Maybe LNDD's chemistry isn't separating as well as it ought to, and needs to.
If there is lots of stuff around, it is going to go somewhere. A high I3 score makes it prudent to be sure the peaks being measured contain only what they are purported to contain.
As we demonstrated in "Integration for Idiots", presence of unexpected material can invalidate any reported numeric results.
We are thus left with some questions to seed further discussion.
- What does UCLA do to ensure purity of peaks?
- What did Shackleton do to ensure purity of peaks?
- What did LNDD do to ensure purity of peaks?
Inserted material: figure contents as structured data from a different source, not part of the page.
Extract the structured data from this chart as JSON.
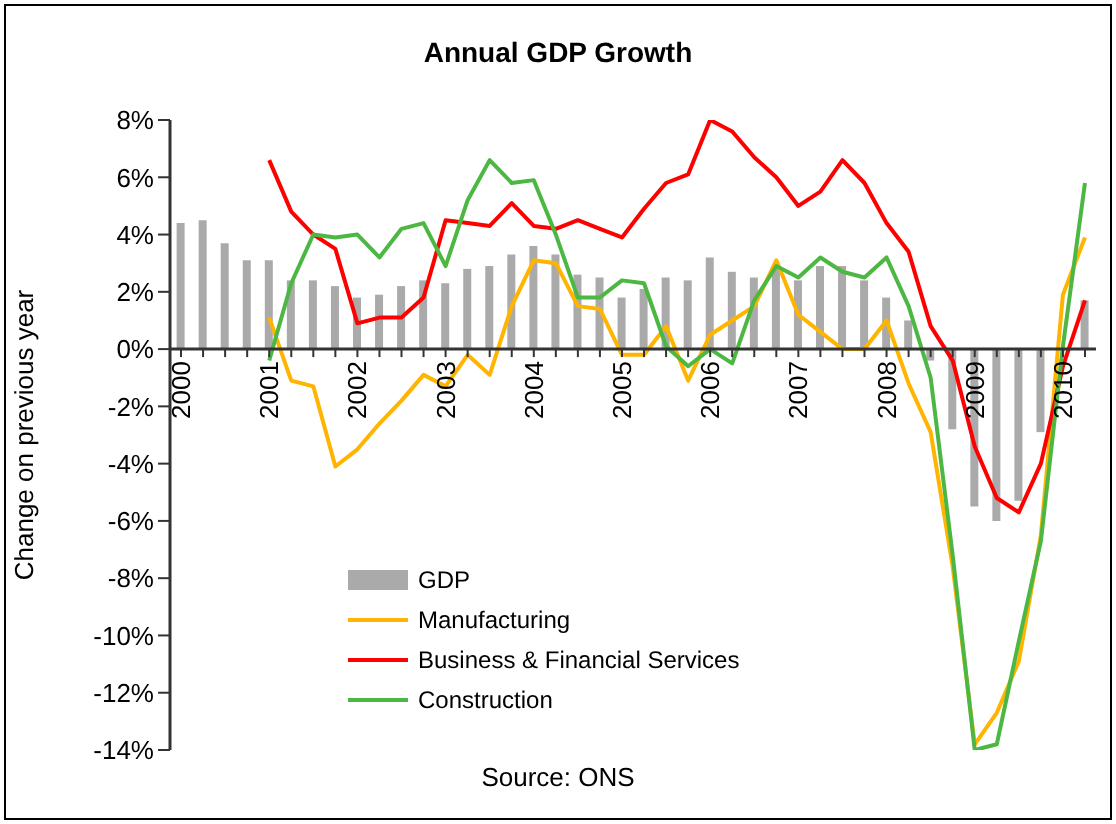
{
  "chart_data": {
    "type": "bar",
    "title": "Annual GDP Growth",
    "ylabel": "Change on previous year",
    "annotations": [
      "Source: ONS"
    ],
    "categories": [
      "2000",
      null,
      null,
      null,
      "2001",
      null,
      null,
      null,
      "2002",
      null,
      null,
      null,
      "2003",
      null,
      null,
      null,
      "2004",
      null,
      null,
      null,
      "2005",
      null,
      null,
      null,
      "2006",
      null,
      null,
      null,
      "2007",
      null,
      null,
      null,
      "2008",
      null,
      null,
      null,
      "2009",
      null,
      null,
      null,
      "2010",
      null
    ],
    "series": [
      {
        "name": "GDP",
        "color": "#aaaaaa",
        "values": [
          4.4,
          4.5,
          3.7,
          3.1,
          3.1,
          2.4,
          2.4,
          2.2,
          1.8,
          1.9,
          2.2,
          2.4,
          2.3,
          2.8,
          2.9,
          3.3,
          3.6,
          3.3,
          2.6,
          2.5,
          1.8,
          2.1,
          2.5,
          2.4,
          3.2,
          2.7,
          2.5,
          2.8,
          2.4,
          2.9,
          2.9,
          2.4,
          1.8,
          1.0,
          -0.4,
          -2.8,
          -5.5,
          -6.0,
          -5.3,
          -2.9,
          null,
          1.7
        ]
      },
      {
        "name": "Manufacturing",
        "type": "line",
        "color": "#ffb400",
        "values": [
          null,
          null,
          null,
          null,
          1.1,
          -1.1,
          -1.3,
          -4.1,
          -3.5,
          -2.6,
          -1.8,
          -0.9,
          -1.3,
          -0.2,
          -0.9,
          1.5,
          3.1,
          3.0,
          1.5,
          1.4,
          -0.2,
          -0.2,
          0.8,
          -1.1,
          0.5,
          1.0,
          1.5,
          3.1,
          1.2,
          0.6,
          0.0,
          0.0,
          1.0,
          -1.2,
          -2.9,
          -7.6,
          -13.8,
          -12.7,
          -10.9,
          -6.5,
          1.9,
          3.9
        ]
      },
      {
        "name": "Business & Financial Services",
        "type": "line",
        "color": "#ff0000",
        "values": [
          null,
          null,
          null,
          null,
          6.6,
          4.8,
          4.0,
          3.5,
          0.9,
          1.1,
          1.1,
          1.8,
          4.5,
          4.4,
          4.3,
          5.1,
          4.3,
          4.2,
          4.5,
          4.2,
          3.9,
          4.9,
          5.8,
          6.1,
          8.0,
          7.6,
          6.7,
          6.0,
          5.0,
          5.5,
          6.6,
          5.8,
          4.4,
          3.4,
          0.8,
          -0.4,
          -3.4,
          -5.2,
          -5.7,
          -4.0,
          -0.6,
          1.7
        ]
      },
      {
        "name": "Construction",
        "type": "line",
        "color": "#4cb843",
        "values": [
          null,
          null,
          null,
          null,
          -0.4,
          2.3,
          4.0,
          3.9,
          4.0,
          3.2,
          4.2,
          4.4,
          2.9,
          5.2,
          6.6,
          5.8,
          5.9,
          4.0,
          1.8,
          1.8,
          2.4,
          2.3,
          0.1,
          -0.6,
          0.0,
          -0.5,
          1.7,
          2.9,
          2.5,
          3.2,
          2.7,
          2.5,
          3.2,
          1.5,
          -1.0,
          -7.2,
          -14.0,
          -13.8,
          -10.2,
          -6.7,
          0.1,
          5.8
        ]
      }
    ],
    "ylim": [
      -14,
      8
    ],
    "yticks": [
      {
        "value": -14,
        "label": "-14%"
      },
      {
        "value": -12,
        "label": "-12%"
      },
      {
        "value": -10,
        "label": "-10%"
      },
      {
        "value": -8,
        "label": "-8%"
      },
      {
        "value": -6,
        "label": "-6%"
      },
      {
        "value": -4,
        "label": "-4%"
      },
      {
        "value": -2,
        "label": "-2%"
      },
      {
        "value": 0,
        "label": "0%"
      },
      {
        "value": 2,
        "label": "2%"
      },
      {
        "value": 4,
        "label": "4%"
      },
      {
        "value": 6,
        "label": "6%"
      },
      {
        "value": 8,
        "label": "8%"
      }
    ],
    "grid": false,
    "legend": "bottom left",
    "marker": "none",
    "line_style": "solid"
  }
}
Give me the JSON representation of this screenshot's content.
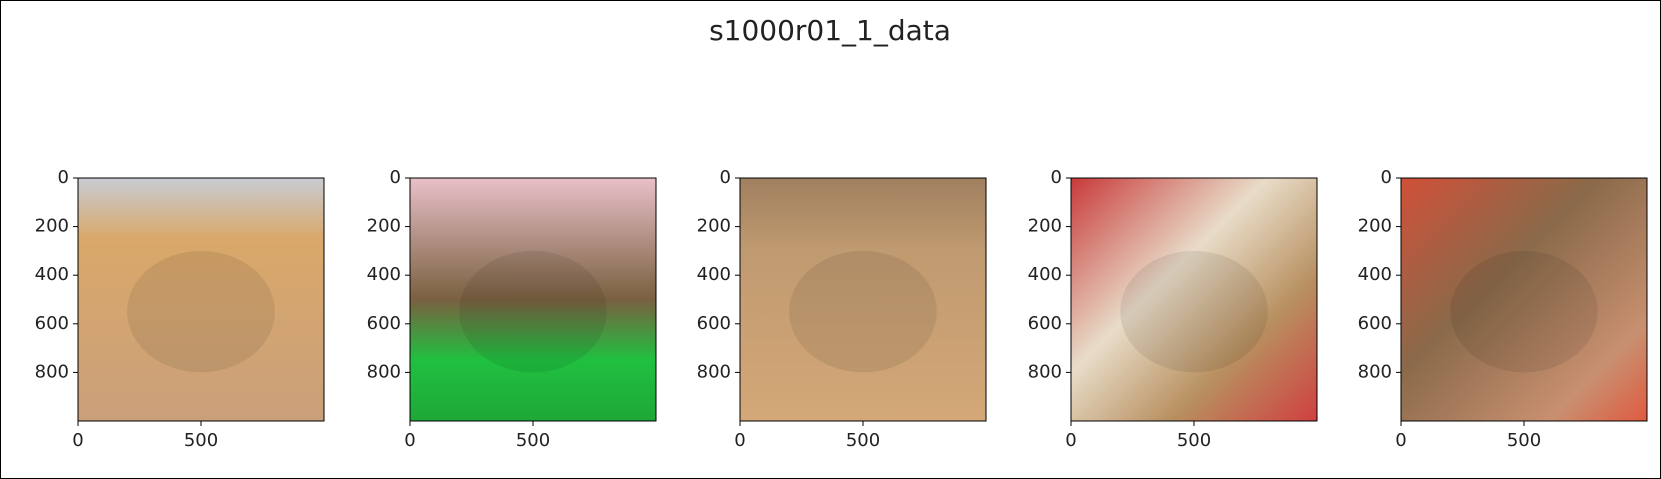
{
  "title": "s1000r01_1_data",
  "chart_data": [
    {
      "type": "image",
      "xlim": [
        0,
        1000
      ],
      "ylim": [
        1000,
        0
      ],
      "xticks": [
        0,
        500
      ],
      "yticks": [
        0,
        200,
        400,
        600,
        800
      ]
    },
    {
      "type": "image",
      "xlim": [
        0,
        1000
      ],
      "ylim": [
        1000,
        0
      ],
      "xticks": [
        0,
        500
      ],
      "yticks": [
        0,
        200,
        400,
        600,
        800
      ]
    },
    {
      "type": "image",
      "xlim": [
        0,
        1000
      ],
      "ylim": [
        1000,
        0
      ],
      "xticks": [
        0,
        500
      ],
      "yticks": [
        0,
        200,
        400,
        600,
        800
      ]
    },
    {
      "type": "image",
      "xlim": [
        0,
        1000
      ],
      "ylim": [
        1000,
        0
      ],
      "xticks": [
        0,
        500
      ],
      "yticks": [
        0,
        200,
        400,
        600,
        800
      ]
    },
    {
      "type": "image",
      "xlim": [
        0,
        1000
      ],
      "ylim": [
        1000,
        0
      ],
      "xticks": [
        0,
        500
      ],
      "yticks": [
        0,
        200,
        400,
        600,
        800
      ]
    }
  ]
}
Feel free to chop apart individual assessments and argue whether certain pixels represent particular flaws, and whether they have particular numeric significance in a particular test. This doesn't much interest us. At a scientific level, either the protocol is flawed and there is flawed data being processed and reported, or it is good data and good results. At the moment, indications such as the I3 suggest the data may not be good. A good process will be able to demonstrate the data is good.
We have said for a long time, if we can get confirmation the data is clean and pure, we're prepared to accept the numeric conclusions at a scientific level.
If there is no validation the data is clean and pure enough to trust, there is a different, legal question whether the reported results are correct.